Его колючий взгляд замутила хмельная обида за то, что люди и республика, которым он отдал молодость и знания, выкинули его вон, даже не сказав спасибо за труд. Тонкий рот презрительно покривился. Отец пожал плечами:
— Мне иногда кажется, что жизнь там — это затянувшаяся командировка. Не зря говорят: где родился, там и сгодился. Хорошо бы знать это в молодости. Но, как учит твоя любимая Клио, закономерностями управляет случай.
— Наоборот, все случайности в истории закономерны…
Отец отмахнулся:
— Что же тебе не сидится дома, если в нем хорошо?
— Вот видишь, ты сам сказал — дома! Значит, мой дом там. Хотя в нем меня никто не ждет! Ваше поколение в молодости задавало вопрос — для чего жить? А наше — где? В Штатах, в Европе! Какая разница? Главное, чтобы было, на что жить, и жить не мешали.
— Не ожидал от тебя, сын! Это философия мещан и выскочек с деньгами. Они пока не понимают, что никакой хлеб с маслом не заменит им родины…
— Оставь, отец! Наслушался! Человек в России всегда был — гумус, расходный материал. Пока это не изменится, люди будут стремится туда, где они чувствую себя людьми, а не быдлом, которым помыкают вожди. Бунина и иже с ним нельзя обвинить в отсутствии патриотизма. Они ехали не от России, а от скотов, которые доныне правят ею. Теперь — их правнуки. Только правнуки стали хитрее и циничнее и заменили одни лозунги другими!

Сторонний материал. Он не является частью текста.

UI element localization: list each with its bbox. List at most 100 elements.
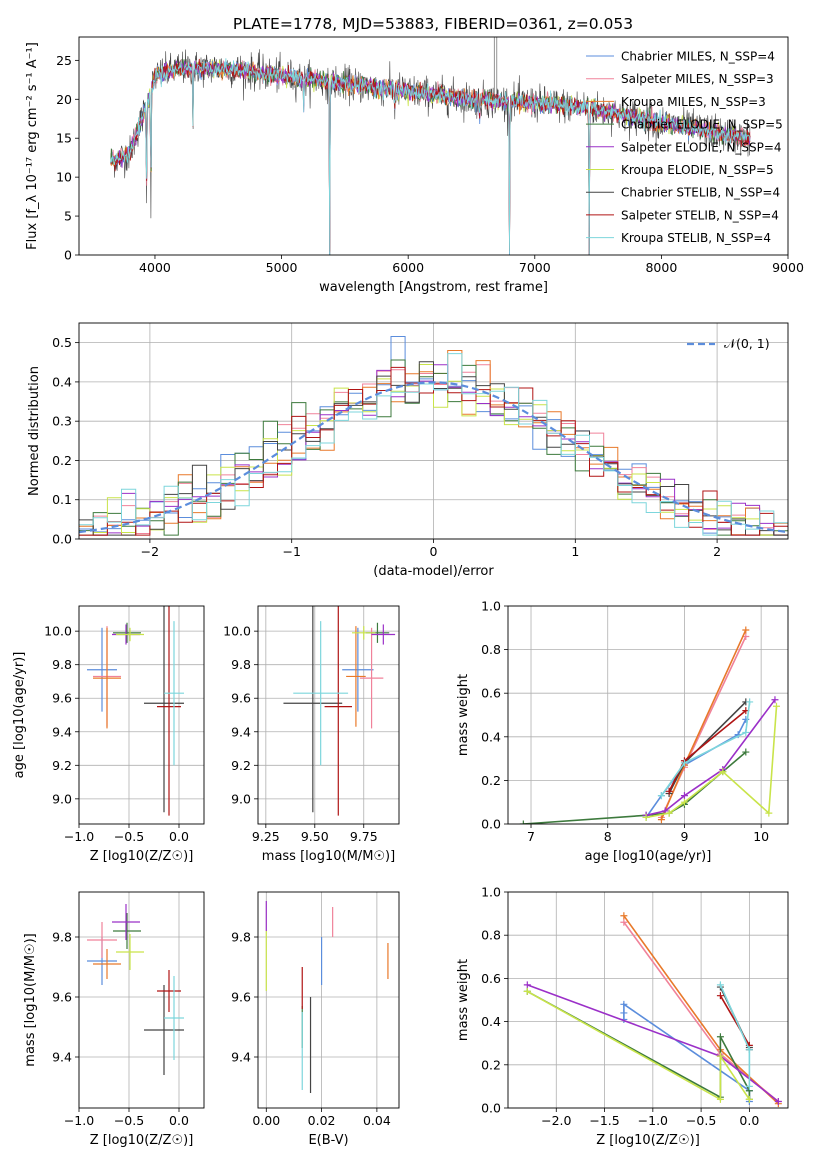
y-tick-label: 9.8 [231,657,251,672]
data-point-marker [657,792,665,800]
y-tick-label: 9.2 [231,758,251,773]
y-tick-label: 5 [64,209,72,224]
x-axis-label: Z [log10(Z/Z☉)] [90,1133,194,1148]
legend-label: 𝒩(0, 1) [724,336,770,351]
series-line [645,719,747,818]
axes-frame [507,605,789,825]
residual-histogram-panel: −2 −1 0 1 2 0.0 0.1 0.2 0.3 0.4 0.5 (data-model)/er… [27,322,789,579]
plot-area [519,626,780,824]
mass-vs-metallicity-panel: −1.0 −0.5 0.0 9.4 9.6 9.8 Z [log10(Z/Z☉)] mass … [23,891,205,1148]
x-tick-label: 0.00 [252,1113,280,1128]
data-point-marker [745,1082,753,1090]
y-tick-label: 0.6 [481,686,501,701]
y-tick-label: 0.0 [52,532,72,547]
legend-label: Salpeter STELIB, N_SSP=4 [621,208,779,222]
x-tick-label: 9.50 [301,829,329,844]
data-point-marker [657,816,665,824]
series-line [526,990,751,1100]
y-tick-label: 9.0 [231,791,251,806]
series-line [645,699,776,817]
y-tick-label: 0.4 [52,374,72,389]
y-tick-label: 20 [56,92,72,107]
x-tick-label: −1.0 [638,1113,668,1128]
data-point-marker [772,702,780,710]
legend-label: Chabrier ELODIE, N_SSP=5 [621,118,783,132]
data-point-marker [620,912,628,920]
y-tick-label: 10 [56,170,72,185]
axes-frame [78,322,789,540]
axes-frame [78,605,205,825]
y-tick-label: 1.0 [481,599,501,614]
data-point-marker [719,768,727,776]
data-point-marker [716,992,724,1000]
x-tick-label: −1.0 [64,829,94,844]
plot-area [87,904,184,1075]
x-tick-label: 1 [571,544,579,559]
x-tick-label: 8000 [645,260,677,275]
figure-title: PLATE=1778, MJD=53883, FIBERID=0361, z=0… [233,15,633,33]
x-axis-label: Z [log10(Z/Z☉)] [90,849,194,864]
x-tick-label: −0.5 [114,1113,144,1128]
data-point-marker [716,1095,724,1103]
x-axis-label: Z [log10(Z/Z☉)] [596,1133,700,1148]
x-tick-label: −1.5 [589,1113,619,1128]
data-point-marker [765,809,773,817]
axes-frame [257,605,400,825]
plot-area [110,37,751,255]
y-tick-label: 9.6 [52,990,72,1005]
x-tick-label: 4000 [139,260,171,275]
y-tick-label: 0.8 [481,928,501,943]
x-tick-label: −0.5 [114,829,144,844]
plot-area [283,606,396,816]
y-tick-label: 10.0 [44,624,72,639]
series-line [526,990,751,1101]
y-tick-label: 9.8 [231,930,251,945]
y-tick-label: 0.0 [481,1101,501,1116]
legend-label: Kroupa ELODIE, N_SSP=5 [621,163,774,177]
data-point-marker [620,1000,628,1008]
plot-area [87,606,184,816]
y-tick-label: 0.2 [481,773,501,788]
x-tick-label: 9 [680,829,688,844]
data-point-marker [620,918,628,926]
x-tick-label: 7 [527,829,535,844]
axes-frame [78,36,789,256]
data-point-marker [745,1095,753,1103]
data-point-marker [523,981,531,989]
x-axis-label: E(B-V) [308,1133,348,1148]
x-tick-label: −0.5 [686,1113,716,1128]
x-tick-label: −2 [141,544,159,559]
plot-area [265,901,389,1093]
plot-area [523,912,782,1108]
normal-curve [79,381,788,534]
age-vs-metallicity-panel: −1.0 −0.5 0.0 9.0 9.2 9.4 9.6 9.8 10.0 Z [log10(Z… [12,605,205,864]
y-tick-label: 0 [64,248,72,263]
series-line [623,1002,751,1102]
x-tick-label: 0.02 [308,1113,336,1128]
y-tick-label: 0.4 [481,729,501,744]
data-point-marker [665,787,673,795]
y-tick-label: 1.0 [481,885,501,900]
data-point-marker [680,759,688,767]
y-tick-label: 9.4 [231,724,251,739]
series-line [660,701,751,797]
y-tick-label: 0.1 [52,492,72,507]
x-tick-label: 10 [753,829,769,844]
data-point-marker [519,820,527,824]
data-point-marker [745,1046,753,1054]
data-point-marker [742,728,750,736]
x-axis-label: wavelength [Angstrom, rest frame] [319,280,548,295]
y-axis-label: mass weight [456,674,471,756]
y-tick-label: 10.0 [223,624,251,639]
y-axis-label: Flux [f_λ 10⁻¹⁷ erg cm⁻² s⁻¹ A⁻¹] [25,42,40,250]
axes-frame [257,891,400,1109]
x-tick-label: 6000 [392,260,424,275]
data-point-marker [680,798,688,806]
x-tick-label: 9000 [772,260,804,275]
x-axis-label: age [log10(age/yr)] [585,849,712,864]
plot-area [79,336,788,536]
y-tick-label: 9.6 [52,691,72,706]
y-tick-label: 9.6 [231,691,251,706]
x-tick-label: 5000 [266,260,298,275]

— Сейчас не хуже и не лучше, чем прежде! Всегда существовали те, кому есть чем поступаться, — я о тетке, что опубликовала статью о принципах, — и кто преспокойно жил, не обременяя себя мыслями. Если бы все было так плохо, Саша, откуда бы взялись Пушкин и Сеченов, Менделеев и Толстой, Чайковский и Циолковский, Королев и Шостакович? Эпохи неизменно оставляют после себя необходимый процент гениев. Это чисто наше обыкновение во имя контрастов изображать прошлое в мрачных тонах. Умные люди давно поняли, что человек не меняется. Лет сто назад Чехов писал, кабы мы получили свободу, о которой так много говорим, то на первых порах не знали бы, что с нею делать, и тратили бы ее только на то, чтобы обличать друг друга. Проще всего запугивать людей сообщениями, что у нас не осталось ни науки, ни литературы, ничего! Разве это не про наше время? А настоящий интеллигент служит не системе, а стране!
Можно говорить, как твой любимый Бунин: если настоящее плохо, то прошлое — ужасно. Хотя я с этим не согласен! Можно обвинять в неблагодарности тех, с кем Россия поделились всем в трудные годы! Но это частности! Время все расставит на места! А нам надо жить! На новом месте! Строить новую Россию! И не кривись! Что тебя связывает с ними, если ты родился здесь?